The King was prepared to tolerate a certain amount of law-breaking by members of the nobility since his own power depended largely on their support, but his patience had its limits. In 1471 Grey was charged with inciting a serious riot in Nottingham. He was summoned before Star Chamber, where the King personally questioned him about his links to the rioters. At the end of the hearing the King strictly ordered Grey not to favour or maintain any malefactors in the town of Nottingham.

Grey's record of law-breaking was one of the reasons for the passage of an act of Parliament in 1468, the Liveries Act 1468 8 Edw. 4. c. 2, declaring illegal the practice of retaining, i.e. the maintenance of a private army. Although proceedings were taken against him in the Court of King's Bench, there is no record of a conviction, and little serious effort was made to enforce the act.

He was soon restored to favour and received substantial grants of land in Ireland, and the office of Steward of the royal castles of Ulster.

==Lord Deputy of Ireland ==
Like most medieval English kings, Edward IV was normally prepared to leave Ireland to be governed by the Anglo-Irish nobility, but he made intermittent efforts to assert his authority over that Kingdom. In 1478, concerned at the increasing power of Gerald FitzGerald, 8th Earl of Kildare and his family, he dismissed him as Lord Deputy and appointed Grey in his place. Grey however faced the united opposition of the Anglo-Irish ruling class. The Lord Chancellor of Ireland, Baron Portlester, who was Kildare's father-in-law, refused to allow him the use of the Great Seal of Ireland (although Grey was able to have a new and officially approved seal minted). Sir James Keating, Prior of the Order of Hospitallers, acting Constable of Dublin Castle, refused him entry to the castle, and his efforts to hold a Parliament at Trim collapsed when the sheriffs of Dublin and Louth simply ignored the writs of summons. Unable to impose his authority, Grey left Ireland the following year, thus leaving the way open for Kildare to become all-powerful in his generation: he was later called "the uncrowned King of Ireland".

==Personal life==
Grey died in April 1496. His first marriage on 29 August 1454 was to Katherine Strangeways, daughter of Sir Thomas Strangeways by Katherine Neville, Duchess of Norfolk, daughter of Ralph de Neville, 1st Earl of Westmorland, and his wife Joan Beaufort; the marriage was childless. He had two natural sons, Richard and Henry, for whom he made generous provision in his will.

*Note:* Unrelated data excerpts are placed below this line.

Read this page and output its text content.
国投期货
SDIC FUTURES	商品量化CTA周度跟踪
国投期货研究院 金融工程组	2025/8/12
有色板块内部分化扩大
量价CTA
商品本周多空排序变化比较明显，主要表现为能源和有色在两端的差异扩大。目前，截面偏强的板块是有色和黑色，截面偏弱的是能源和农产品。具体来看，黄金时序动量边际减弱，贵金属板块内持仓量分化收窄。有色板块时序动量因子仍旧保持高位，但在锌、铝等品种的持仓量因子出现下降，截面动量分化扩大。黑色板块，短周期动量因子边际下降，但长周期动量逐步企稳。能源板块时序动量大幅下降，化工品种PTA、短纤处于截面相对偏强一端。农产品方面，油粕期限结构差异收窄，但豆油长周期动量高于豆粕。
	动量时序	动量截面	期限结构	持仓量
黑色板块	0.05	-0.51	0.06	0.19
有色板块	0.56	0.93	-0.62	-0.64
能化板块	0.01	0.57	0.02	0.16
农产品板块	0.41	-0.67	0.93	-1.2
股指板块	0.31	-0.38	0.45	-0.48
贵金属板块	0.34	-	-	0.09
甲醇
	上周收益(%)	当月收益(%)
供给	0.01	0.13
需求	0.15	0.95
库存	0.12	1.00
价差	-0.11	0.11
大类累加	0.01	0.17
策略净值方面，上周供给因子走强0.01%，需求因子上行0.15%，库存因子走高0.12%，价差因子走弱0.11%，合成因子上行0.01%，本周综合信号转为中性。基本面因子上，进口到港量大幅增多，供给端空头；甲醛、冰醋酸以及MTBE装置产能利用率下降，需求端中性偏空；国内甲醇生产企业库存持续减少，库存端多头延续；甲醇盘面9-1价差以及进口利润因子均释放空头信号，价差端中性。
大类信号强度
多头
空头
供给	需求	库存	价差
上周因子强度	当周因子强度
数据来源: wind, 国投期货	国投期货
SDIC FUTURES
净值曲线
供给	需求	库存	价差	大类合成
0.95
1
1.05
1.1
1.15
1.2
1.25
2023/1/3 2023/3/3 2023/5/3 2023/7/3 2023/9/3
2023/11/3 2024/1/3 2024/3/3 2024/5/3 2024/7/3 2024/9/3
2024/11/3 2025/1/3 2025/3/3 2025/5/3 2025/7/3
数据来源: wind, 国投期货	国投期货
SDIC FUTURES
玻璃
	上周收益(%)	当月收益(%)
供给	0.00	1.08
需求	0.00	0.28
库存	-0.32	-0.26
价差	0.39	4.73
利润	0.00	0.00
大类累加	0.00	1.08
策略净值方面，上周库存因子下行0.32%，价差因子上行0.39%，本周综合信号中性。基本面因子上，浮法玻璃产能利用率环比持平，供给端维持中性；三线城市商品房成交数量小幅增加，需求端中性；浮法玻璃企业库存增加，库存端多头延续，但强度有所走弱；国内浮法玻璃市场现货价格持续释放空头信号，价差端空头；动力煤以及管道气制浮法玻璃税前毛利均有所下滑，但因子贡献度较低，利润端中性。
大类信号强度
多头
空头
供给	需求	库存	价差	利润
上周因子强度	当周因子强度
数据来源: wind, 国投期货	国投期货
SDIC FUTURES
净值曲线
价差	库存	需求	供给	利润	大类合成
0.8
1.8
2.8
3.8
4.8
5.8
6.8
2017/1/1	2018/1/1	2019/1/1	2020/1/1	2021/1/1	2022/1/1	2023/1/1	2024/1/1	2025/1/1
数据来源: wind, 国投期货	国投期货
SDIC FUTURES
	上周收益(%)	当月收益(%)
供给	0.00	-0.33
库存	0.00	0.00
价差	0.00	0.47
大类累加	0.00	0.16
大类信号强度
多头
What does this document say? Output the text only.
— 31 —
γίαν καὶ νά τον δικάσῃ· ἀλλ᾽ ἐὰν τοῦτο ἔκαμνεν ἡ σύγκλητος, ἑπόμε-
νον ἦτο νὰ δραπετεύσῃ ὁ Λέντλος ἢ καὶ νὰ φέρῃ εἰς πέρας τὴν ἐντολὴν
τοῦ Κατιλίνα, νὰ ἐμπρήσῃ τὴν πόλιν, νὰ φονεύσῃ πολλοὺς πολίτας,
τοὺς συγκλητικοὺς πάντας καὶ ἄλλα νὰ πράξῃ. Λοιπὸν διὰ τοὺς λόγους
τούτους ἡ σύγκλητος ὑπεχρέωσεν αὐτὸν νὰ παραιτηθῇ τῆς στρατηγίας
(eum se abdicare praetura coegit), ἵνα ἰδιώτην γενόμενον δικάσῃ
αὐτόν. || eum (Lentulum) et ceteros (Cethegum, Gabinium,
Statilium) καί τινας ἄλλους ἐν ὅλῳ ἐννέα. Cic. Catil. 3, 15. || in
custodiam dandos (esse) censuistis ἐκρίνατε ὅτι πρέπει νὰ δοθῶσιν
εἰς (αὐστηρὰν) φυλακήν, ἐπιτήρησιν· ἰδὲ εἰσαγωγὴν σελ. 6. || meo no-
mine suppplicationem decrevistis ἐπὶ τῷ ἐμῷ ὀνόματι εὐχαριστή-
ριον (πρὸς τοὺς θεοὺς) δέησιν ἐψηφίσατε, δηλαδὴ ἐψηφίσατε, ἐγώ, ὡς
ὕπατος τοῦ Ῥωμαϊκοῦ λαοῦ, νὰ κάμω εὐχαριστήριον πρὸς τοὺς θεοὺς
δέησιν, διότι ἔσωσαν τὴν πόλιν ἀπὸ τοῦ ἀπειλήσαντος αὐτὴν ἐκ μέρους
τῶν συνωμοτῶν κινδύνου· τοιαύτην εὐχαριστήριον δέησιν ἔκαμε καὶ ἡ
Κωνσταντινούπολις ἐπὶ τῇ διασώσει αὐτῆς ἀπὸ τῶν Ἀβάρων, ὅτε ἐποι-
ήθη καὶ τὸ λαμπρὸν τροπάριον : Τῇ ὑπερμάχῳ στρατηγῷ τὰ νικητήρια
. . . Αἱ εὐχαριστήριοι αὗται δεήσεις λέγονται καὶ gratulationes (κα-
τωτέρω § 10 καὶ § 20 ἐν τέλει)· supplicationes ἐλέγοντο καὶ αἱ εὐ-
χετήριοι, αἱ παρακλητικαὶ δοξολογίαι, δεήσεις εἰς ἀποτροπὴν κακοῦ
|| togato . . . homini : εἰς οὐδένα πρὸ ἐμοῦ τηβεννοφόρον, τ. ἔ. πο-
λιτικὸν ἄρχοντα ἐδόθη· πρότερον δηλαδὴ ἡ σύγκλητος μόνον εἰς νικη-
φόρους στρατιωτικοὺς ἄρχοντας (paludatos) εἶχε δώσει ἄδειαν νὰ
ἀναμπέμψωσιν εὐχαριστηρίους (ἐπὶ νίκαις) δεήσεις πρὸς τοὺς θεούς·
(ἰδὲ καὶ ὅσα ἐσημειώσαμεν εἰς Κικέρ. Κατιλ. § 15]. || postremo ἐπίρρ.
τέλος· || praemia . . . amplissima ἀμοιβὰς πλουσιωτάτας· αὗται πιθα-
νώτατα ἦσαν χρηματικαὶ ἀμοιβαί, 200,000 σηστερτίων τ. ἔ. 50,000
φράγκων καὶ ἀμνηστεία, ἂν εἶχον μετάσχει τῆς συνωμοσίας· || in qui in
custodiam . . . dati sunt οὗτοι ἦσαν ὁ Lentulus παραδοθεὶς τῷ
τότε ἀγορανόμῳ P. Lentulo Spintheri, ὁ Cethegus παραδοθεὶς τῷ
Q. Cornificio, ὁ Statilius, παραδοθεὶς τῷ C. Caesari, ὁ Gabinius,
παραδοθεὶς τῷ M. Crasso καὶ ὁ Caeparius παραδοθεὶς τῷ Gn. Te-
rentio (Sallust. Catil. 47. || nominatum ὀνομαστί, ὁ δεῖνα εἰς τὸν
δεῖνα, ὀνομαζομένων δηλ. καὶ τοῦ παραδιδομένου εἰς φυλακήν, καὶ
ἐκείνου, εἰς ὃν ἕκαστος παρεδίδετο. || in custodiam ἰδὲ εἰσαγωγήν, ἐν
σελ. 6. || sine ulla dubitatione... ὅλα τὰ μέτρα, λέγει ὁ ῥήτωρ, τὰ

After Katherine's death, he married secondly Margaret Stanley, daughter of Thomas Stanley, 1st Baron Stanley and his wife Joan Goushill, and widow of Sir John Boteler. She died in 1481. He married thirdly Katherine Stourton, daughter of William Stourton, 2nd Baron Stourton and Margaret Chideock;. Both his second and third marriages were childless. After Grey's death, Katherine, who received substantial lands under his will, quickly remarried Edward IV's nephew William de la Pole. As a potential Yorkist claimant to the Crown, William was soon imprisoned in the Tower of London and remained there till his death. Katherine died in 1521.

As Grey had no legitimate heir, the barony fell into abeyance between his father's three sisters Elizabeth, Eleanor and Lucy. It was finally called out of abeyance in 1989.

He is said to have been keenly interested in alchemy, and obtained a licence from the King for the transmutation of metals, on condition that he must inform the Crown if he succeeded in producing gold.